Five months ago, in Annapolis, President Bush committed his Administration to achieving a comprehensive Israeli-Palestinian settlement by January 2009 with the involvement of Mahmoud Abbas, the Palestinian President and Fatah leader - but not Hamas. The goal was honourable and the choice of Palestinian partner predictable, given Hamas's terrorist status. Yet Hamas controls Gaza and won the Palestinian parliamentary elections of 2006 by a landslide. In the search for a two-state solution, it is the unconsulted but pivotal third party.
Meanwhile, Mr Abbas has little to show for his co-operation. To have any chance of success the Annapolis approach must not only isolate Hamas in Gaza. It must also reward moderate Palestinians on the West Bank with greater freedom of movement where possible without jeopardising Israeli security, and with meaningful negotiations on the future of illegal settlements. Instead, the building of new settlements has continued. In this context, praise from Dr Rice for Mr Abbas's leadership is not enough.

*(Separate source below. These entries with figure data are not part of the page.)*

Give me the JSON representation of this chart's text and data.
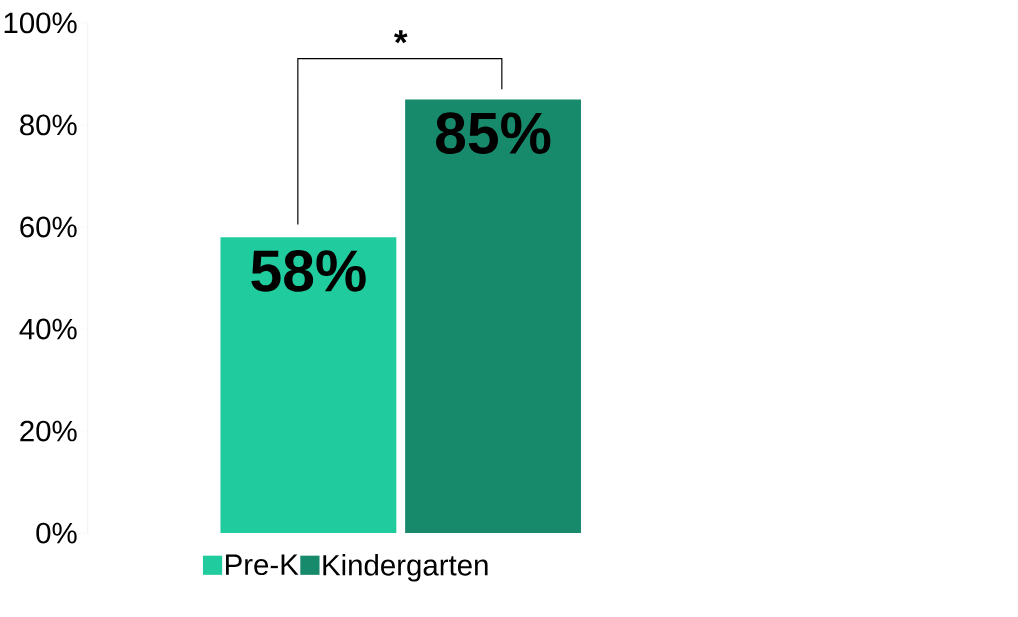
{
  "chart_data": {
    "type": "bar",
    "categories": [
      null
    ],
    "series": [
      {
        "name": "Pre-K",
        "color": "#20cc9e",
        "values": [
          58
        ],
        "value_labels": [
          "58%"
        ]
      },
      {
        "name": "Kindergarten",
        "color": "#178a6c",
        "values": [
          85
        ],
        "value_labels": [
          "85%"
        ]
      }
    ],
    "ylim": [
      0,
      100
    ],
    "yticks": [
      {
        "value": 0,
        "label": "0%"
      },
      {
        "value": 20,
        "label": "20%"
      },
      {
        "value": 40,
        "label": "40%"
      },
      {
        "value": 60,
        "label": "60%"
      },
      {
        "value": 80,
        "label": "80%"
      },
      {
        "value": 100,
        "label": "100%"
      }
    ],
    "annotations": [
      "*"
    ],
    "legend": "bottom",
    "grid": false
  }
}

Mr Carter may seem naive for a 83-year-old, but he is right that the peace process is “not working”. New approaches are needed urgently. Syria's involvement as a mediator is one worth pursuing; President Assad has signalled that he may at last be serious about peace with Israel even at the cost of distancing himself from Iran. Initiatives like Mr Carter's are, likewise, important. They commit the US to nothing. Still less do they legitimise acts of terror by Hamas. But they give valuable insights into Hamas thinking, which for good or ill will determine the fate of the formal peace process. For its own part, Hamas should seize this moment to call a unilateral ceasefire and release its three Israeli prisoners. That might earn it a hearing from more powerful figures than the peanut farmer from Plains, Georgia.